Anyway, I was thinking "what if she'd asked me what I was reading now?" She'd have probably looked at me like I had three heads. The answer is Jane Gardam. The title, Old Filth. Fess up, how many of you have read her? Heard of her? Well, you know. I hadn't either. But, as I follow about 30 other book blogs written by some pretty amazing amateurs, and then read how many review magazines and websites, certain names come up again and again and one's curiosity gets the best of them.
Gardam is in that cadre of marvelously dry, witty, British women that my sister, my mother and I would read. I'm thinking Anita Brookner, Margaret Drabble. She's been shortlisted for or has won all the prestigious British awards, the Whitbread, the Man Booker, the Orange Prize, but still it seems that these types of authors get no respect in this country. Of course, she's also published by Europa editions with whom you know I'm having a cover love affair.
Old Filth is an insider nickname for a very sad old man by the name of Edward Feathers. I say sad in that his successful life as a barrister has left him wealthily retired, widowed, and alone, back in England after years in Hong Kong. He and his wife Betty were childless and one gathers that there's an interesting back story to that situation which will eventually come clear. Though married for over fifty years they seem to know nothing about each other. At least he knows nothing about her. A follow up book, The Man in the Wooden Hat, is written from Betty's perspective and I can't wait to get into that!

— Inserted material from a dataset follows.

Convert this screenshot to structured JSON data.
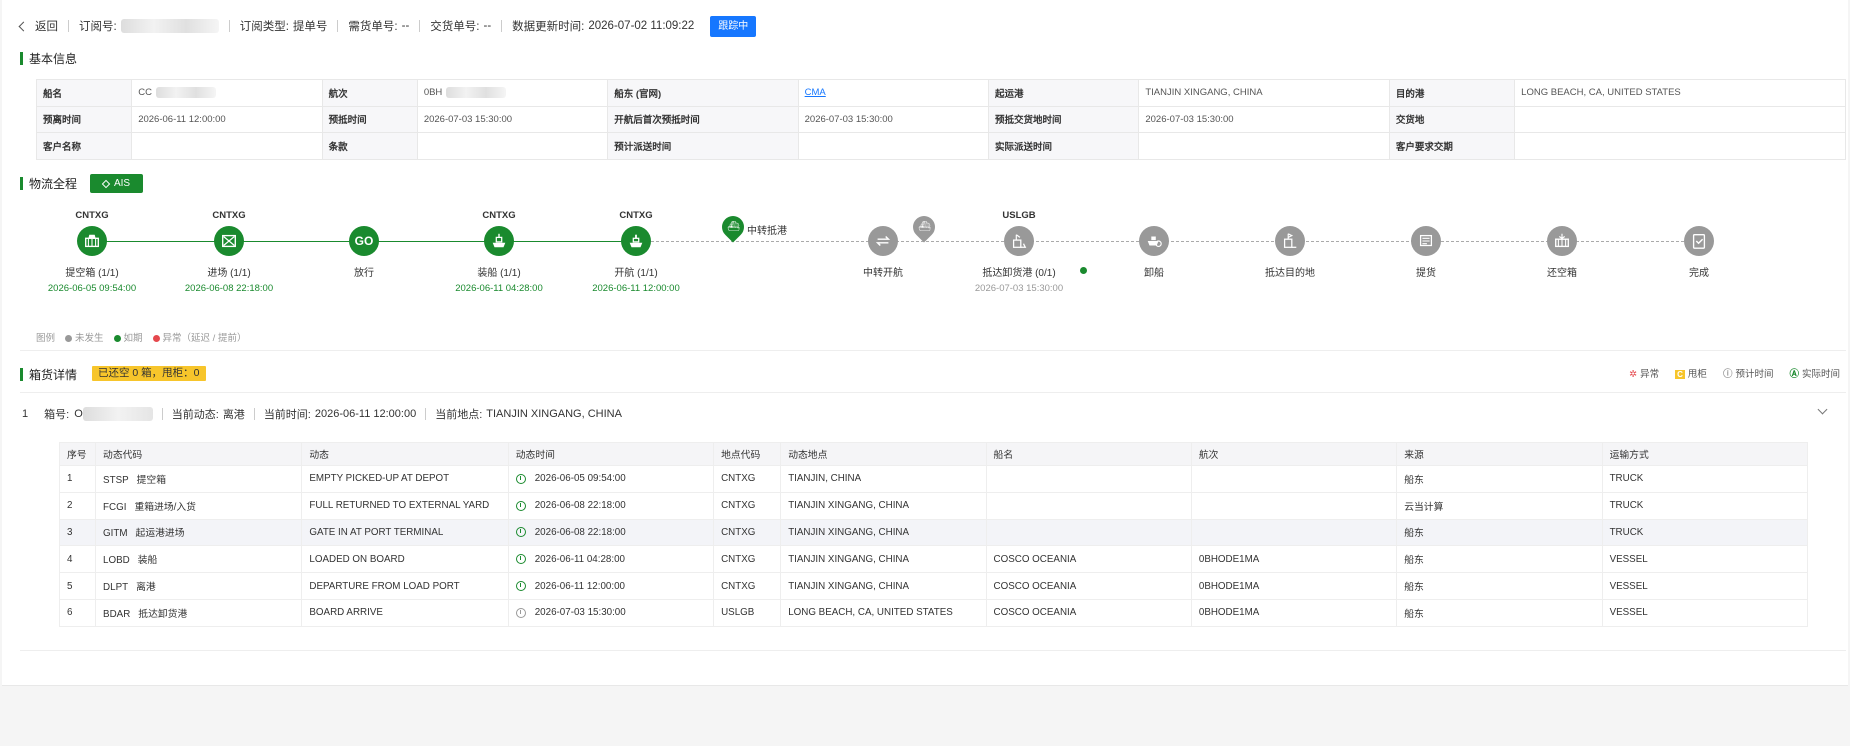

The irony is that Eddie's life was, in fact, amazingly full, but his attempts at connection were thwarted by bad timing and worse luck. Born in Malaysia where his parents were stationed at the height of The Raj, think of the wonderful Raj Quartet, Eddie was motherless within a few hours of his birth. His father, a shell shocked WW I veteran who was barely holding it together before the death of his wife, refuses to acknowledge his son, so Eddie is happily left to be loved by the wet nurse and her family.
As he approaches school age though, father decides that Eddie should be sent back to England to be educated and the scenes of his removal from the indigenous family that he's attached himself to are heartrending. Ms. Gardam has a gorgeous way with words but, even more, a razor sharp insight into the effects of British imperialism on those who had to live through it on both sides of "the pond."
Her novel throws a clear-eyed light on the British private school system as Eddie thrives in his studies and makes fast friends, until World War II intervenes.
So why does this book appeal to me? Why am I also currently listening to - don't faint now - a Sandra Brown novel? Why am I putting off the only book on my kitchen counter that everyone is talking about - The Paris Wife? And we're back to the first question, why do we read? Sometimes it has to be to learn how a great writer puts words together on the page and comes up with critical acclaim. Other times it's just to travel to a new place in a different time. Often it's just to relax after a particularly painful reading experience. Perhaps the more astute question is "how can we not read?"